= John Sears (salt producer) =

Founder of the salt industry in Cape Cod, Massachusetts

John Sears (1744 – 1817) (colloquially known as Sleepy John Sears) was a salt producer in Massachusetts Bay Colony.

He was born in Yarmouth on the neck of Cape Cod and spent most of his life as a sea captain. He was known as Sleepy John because of his habit of falling asleep during the day.

In the years leading up to the Revolutionary War the colonists were concerned about the loss of salt imports from overseas which were vital for the preservation of meat and fish. The Continental Congress declared a bounty of one third of a dollar for each bushel (56 pounds weight) produced, but it was soon discovered that boiling down seawater to produce it was highly uneconomic.

John Sears adopted a different solution based on the evaporation of seawater in large wooden vats, which he constructed near his Cape Cod home in Dennis, Massachusetts. The process was inefficient and unrewarding at first, but he improved it by making the vats leakproof, providing moveable covers to keep out the rain and installing a salvaged bilge pump to draw water directly from the sea via leadlined wooden pipes. He profited considerably both from his production improvements and from the increase in the price of salt from 50 cents a bushel to $8 by the time the war finished in 1783. In 1785 he built a windmill to pump the water automatically from the sea.

He died in 1817 a relatively rich man and was buried in nearby West Brewster. His epitaph is inscribed “John Sears, Inventor of the Salt Works, Aged 72 y’rs". He had married his wife Phebe Sears on 26 Dec 1771 in Yarmouth and had 9 children.
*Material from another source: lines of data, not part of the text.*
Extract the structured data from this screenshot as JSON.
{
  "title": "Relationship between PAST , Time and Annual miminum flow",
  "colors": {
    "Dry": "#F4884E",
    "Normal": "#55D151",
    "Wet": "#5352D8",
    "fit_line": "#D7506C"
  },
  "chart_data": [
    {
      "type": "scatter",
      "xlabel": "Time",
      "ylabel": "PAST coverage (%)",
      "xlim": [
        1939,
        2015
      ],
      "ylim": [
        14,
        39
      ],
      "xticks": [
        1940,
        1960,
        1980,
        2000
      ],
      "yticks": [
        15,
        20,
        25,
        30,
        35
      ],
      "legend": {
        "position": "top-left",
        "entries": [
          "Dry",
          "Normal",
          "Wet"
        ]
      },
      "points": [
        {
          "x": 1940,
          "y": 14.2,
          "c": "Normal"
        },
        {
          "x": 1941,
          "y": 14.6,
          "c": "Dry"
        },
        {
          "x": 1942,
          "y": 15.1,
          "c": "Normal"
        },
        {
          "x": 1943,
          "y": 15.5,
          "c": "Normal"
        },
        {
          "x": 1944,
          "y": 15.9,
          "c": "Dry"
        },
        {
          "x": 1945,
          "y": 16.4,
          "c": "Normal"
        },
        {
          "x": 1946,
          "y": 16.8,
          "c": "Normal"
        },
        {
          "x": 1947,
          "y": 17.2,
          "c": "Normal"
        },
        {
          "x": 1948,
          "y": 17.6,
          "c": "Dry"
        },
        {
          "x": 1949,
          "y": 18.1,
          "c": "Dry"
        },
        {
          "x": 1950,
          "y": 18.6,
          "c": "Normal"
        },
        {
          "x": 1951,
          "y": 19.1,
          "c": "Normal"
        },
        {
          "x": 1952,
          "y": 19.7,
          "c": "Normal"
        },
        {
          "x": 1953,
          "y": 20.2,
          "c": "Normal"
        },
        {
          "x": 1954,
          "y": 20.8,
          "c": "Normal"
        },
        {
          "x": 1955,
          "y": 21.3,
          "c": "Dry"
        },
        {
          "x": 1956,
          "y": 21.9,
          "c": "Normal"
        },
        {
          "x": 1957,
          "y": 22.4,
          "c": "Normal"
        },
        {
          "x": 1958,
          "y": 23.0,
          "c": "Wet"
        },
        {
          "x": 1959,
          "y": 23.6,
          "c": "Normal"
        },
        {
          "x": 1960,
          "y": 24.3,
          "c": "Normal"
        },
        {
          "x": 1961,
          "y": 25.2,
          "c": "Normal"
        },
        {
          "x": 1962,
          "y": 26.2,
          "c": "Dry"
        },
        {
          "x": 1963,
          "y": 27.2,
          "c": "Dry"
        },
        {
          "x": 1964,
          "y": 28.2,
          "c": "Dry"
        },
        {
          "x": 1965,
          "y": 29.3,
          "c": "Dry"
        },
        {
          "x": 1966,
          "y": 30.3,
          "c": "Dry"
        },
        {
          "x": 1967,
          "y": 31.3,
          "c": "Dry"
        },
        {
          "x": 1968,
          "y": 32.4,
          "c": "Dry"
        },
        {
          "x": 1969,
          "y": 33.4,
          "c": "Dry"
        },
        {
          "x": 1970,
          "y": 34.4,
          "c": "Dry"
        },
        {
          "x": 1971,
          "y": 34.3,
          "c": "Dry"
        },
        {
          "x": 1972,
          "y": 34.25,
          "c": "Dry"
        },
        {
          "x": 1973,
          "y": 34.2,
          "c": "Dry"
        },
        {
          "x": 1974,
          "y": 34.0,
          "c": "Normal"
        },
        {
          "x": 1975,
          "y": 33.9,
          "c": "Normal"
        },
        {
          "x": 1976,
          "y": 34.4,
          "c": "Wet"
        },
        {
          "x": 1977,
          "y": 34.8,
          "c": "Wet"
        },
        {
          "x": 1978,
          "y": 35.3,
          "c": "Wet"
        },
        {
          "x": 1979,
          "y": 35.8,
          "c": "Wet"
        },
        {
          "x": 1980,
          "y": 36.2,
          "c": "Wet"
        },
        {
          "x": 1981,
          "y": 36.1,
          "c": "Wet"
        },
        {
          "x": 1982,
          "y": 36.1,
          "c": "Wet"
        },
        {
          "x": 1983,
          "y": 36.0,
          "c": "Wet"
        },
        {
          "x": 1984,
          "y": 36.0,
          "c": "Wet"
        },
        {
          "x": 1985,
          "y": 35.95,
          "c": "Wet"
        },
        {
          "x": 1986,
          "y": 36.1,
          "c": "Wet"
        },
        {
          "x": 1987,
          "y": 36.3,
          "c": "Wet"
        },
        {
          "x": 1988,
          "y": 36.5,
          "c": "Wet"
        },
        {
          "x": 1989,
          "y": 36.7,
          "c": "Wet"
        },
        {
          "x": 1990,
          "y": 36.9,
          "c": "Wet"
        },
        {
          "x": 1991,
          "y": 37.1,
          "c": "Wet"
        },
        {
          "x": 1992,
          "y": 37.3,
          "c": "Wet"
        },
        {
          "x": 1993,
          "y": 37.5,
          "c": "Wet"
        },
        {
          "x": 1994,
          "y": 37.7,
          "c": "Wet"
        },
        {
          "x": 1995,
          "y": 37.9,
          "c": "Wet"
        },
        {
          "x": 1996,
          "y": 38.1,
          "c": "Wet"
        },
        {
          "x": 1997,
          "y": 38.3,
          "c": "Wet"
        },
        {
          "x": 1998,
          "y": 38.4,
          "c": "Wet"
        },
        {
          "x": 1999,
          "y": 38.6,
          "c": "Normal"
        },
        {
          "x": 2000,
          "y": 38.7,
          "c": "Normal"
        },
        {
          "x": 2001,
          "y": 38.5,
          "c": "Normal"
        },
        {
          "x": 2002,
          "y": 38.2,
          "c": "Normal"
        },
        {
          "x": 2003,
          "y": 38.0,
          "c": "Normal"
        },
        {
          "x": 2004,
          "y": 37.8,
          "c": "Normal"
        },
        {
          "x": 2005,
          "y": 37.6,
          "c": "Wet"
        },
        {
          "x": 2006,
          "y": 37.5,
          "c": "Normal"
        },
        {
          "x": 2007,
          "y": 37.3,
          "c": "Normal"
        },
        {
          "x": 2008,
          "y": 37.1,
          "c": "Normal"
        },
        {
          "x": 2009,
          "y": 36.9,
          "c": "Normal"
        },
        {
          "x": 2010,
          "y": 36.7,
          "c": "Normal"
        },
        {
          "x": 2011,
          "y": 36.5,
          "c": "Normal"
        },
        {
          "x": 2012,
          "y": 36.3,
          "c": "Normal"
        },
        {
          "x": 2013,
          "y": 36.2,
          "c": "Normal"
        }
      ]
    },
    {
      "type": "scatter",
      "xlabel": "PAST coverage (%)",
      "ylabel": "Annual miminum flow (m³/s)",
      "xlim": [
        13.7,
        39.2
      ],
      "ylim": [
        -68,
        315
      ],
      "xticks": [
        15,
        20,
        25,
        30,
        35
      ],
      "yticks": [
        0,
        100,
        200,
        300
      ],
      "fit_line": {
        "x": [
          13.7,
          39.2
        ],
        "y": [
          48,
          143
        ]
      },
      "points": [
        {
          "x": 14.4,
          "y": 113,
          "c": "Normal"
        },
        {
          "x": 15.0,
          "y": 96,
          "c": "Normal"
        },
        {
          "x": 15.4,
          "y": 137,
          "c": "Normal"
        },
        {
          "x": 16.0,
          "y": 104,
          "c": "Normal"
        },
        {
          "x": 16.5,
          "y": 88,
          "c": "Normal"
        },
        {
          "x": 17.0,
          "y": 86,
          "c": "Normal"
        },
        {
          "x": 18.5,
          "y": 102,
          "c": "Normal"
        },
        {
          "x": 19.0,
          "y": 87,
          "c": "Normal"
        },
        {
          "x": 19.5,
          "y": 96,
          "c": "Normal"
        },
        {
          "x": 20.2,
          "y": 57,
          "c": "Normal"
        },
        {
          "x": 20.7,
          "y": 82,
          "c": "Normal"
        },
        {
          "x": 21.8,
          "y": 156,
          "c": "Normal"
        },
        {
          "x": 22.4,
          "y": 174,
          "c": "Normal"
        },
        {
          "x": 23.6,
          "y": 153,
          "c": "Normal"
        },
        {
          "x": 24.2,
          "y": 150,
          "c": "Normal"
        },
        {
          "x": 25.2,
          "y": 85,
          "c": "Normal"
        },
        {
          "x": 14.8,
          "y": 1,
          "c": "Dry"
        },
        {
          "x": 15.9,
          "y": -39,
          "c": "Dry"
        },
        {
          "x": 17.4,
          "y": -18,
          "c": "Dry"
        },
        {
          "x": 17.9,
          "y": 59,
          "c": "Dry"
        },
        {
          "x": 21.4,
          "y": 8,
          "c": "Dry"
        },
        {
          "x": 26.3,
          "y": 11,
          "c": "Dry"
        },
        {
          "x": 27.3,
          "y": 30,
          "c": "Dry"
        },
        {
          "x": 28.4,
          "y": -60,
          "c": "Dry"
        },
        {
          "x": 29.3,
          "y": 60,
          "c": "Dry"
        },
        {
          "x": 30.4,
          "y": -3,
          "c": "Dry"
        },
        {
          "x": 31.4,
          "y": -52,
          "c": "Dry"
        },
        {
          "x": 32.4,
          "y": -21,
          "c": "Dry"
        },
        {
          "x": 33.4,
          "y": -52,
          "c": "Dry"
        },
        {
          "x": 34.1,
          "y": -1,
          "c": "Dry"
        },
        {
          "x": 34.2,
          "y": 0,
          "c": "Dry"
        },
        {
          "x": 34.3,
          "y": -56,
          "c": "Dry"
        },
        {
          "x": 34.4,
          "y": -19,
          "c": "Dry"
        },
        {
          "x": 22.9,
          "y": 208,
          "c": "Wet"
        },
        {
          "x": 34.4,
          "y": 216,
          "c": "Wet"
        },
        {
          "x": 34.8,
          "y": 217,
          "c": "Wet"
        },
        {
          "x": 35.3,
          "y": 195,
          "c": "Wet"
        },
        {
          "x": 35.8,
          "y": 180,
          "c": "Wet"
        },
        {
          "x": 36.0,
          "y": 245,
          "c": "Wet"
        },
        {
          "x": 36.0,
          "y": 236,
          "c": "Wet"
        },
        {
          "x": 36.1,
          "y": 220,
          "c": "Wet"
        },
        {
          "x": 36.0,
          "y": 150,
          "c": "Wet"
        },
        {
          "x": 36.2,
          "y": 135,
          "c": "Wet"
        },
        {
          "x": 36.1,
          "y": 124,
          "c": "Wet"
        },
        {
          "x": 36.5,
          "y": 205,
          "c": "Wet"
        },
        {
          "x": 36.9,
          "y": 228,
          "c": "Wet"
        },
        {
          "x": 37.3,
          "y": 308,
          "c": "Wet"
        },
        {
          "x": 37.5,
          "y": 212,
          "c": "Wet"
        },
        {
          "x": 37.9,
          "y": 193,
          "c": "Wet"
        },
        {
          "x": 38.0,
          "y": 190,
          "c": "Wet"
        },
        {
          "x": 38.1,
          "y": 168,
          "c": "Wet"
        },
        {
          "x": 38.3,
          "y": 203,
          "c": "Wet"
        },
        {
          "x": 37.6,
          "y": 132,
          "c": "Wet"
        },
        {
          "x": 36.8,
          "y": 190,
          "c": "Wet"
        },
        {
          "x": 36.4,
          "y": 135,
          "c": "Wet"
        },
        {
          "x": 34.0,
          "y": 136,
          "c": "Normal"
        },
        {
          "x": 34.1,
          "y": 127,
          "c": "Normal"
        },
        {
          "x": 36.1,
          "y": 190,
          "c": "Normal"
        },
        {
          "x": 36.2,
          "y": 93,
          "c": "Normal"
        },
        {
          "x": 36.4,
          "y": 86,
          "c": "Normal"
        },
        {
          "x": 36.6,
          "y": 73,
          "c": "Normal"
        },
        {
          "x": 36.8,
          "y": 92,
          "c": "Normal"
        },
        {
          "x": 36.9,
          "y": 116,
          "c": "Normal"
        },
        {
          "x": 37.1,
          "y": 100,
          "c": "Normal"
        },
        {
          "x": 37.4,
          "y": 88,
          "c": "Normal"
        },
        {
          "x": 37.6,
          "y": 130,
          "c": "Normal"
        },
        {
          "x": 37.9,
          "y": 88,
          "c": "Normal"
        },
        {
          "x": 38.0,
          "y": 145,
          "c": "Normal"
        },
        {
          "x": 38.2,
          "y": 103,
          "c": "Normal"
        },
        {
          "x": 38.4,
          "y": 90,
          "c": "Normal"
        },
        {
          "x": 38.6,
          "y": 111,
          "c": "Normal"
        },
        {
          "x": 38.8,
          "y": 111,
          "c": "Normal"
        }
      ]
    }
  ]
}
By the time of his death many other local people had followed him into vat based salt production and by 1837 there were in excess of 650 saltworks on Cape Cod alone, an industry that prospered until cheaper alternative sources became available in the 1800s. He is nowadays jointly commemorated, together with John Winthrop, Jnr, by the annual award from the Chemists' Club and Chemical Heritage Foundation of the Winthrop-Sears Medal, which recognizes entrepreneurial achievement in the chemical field.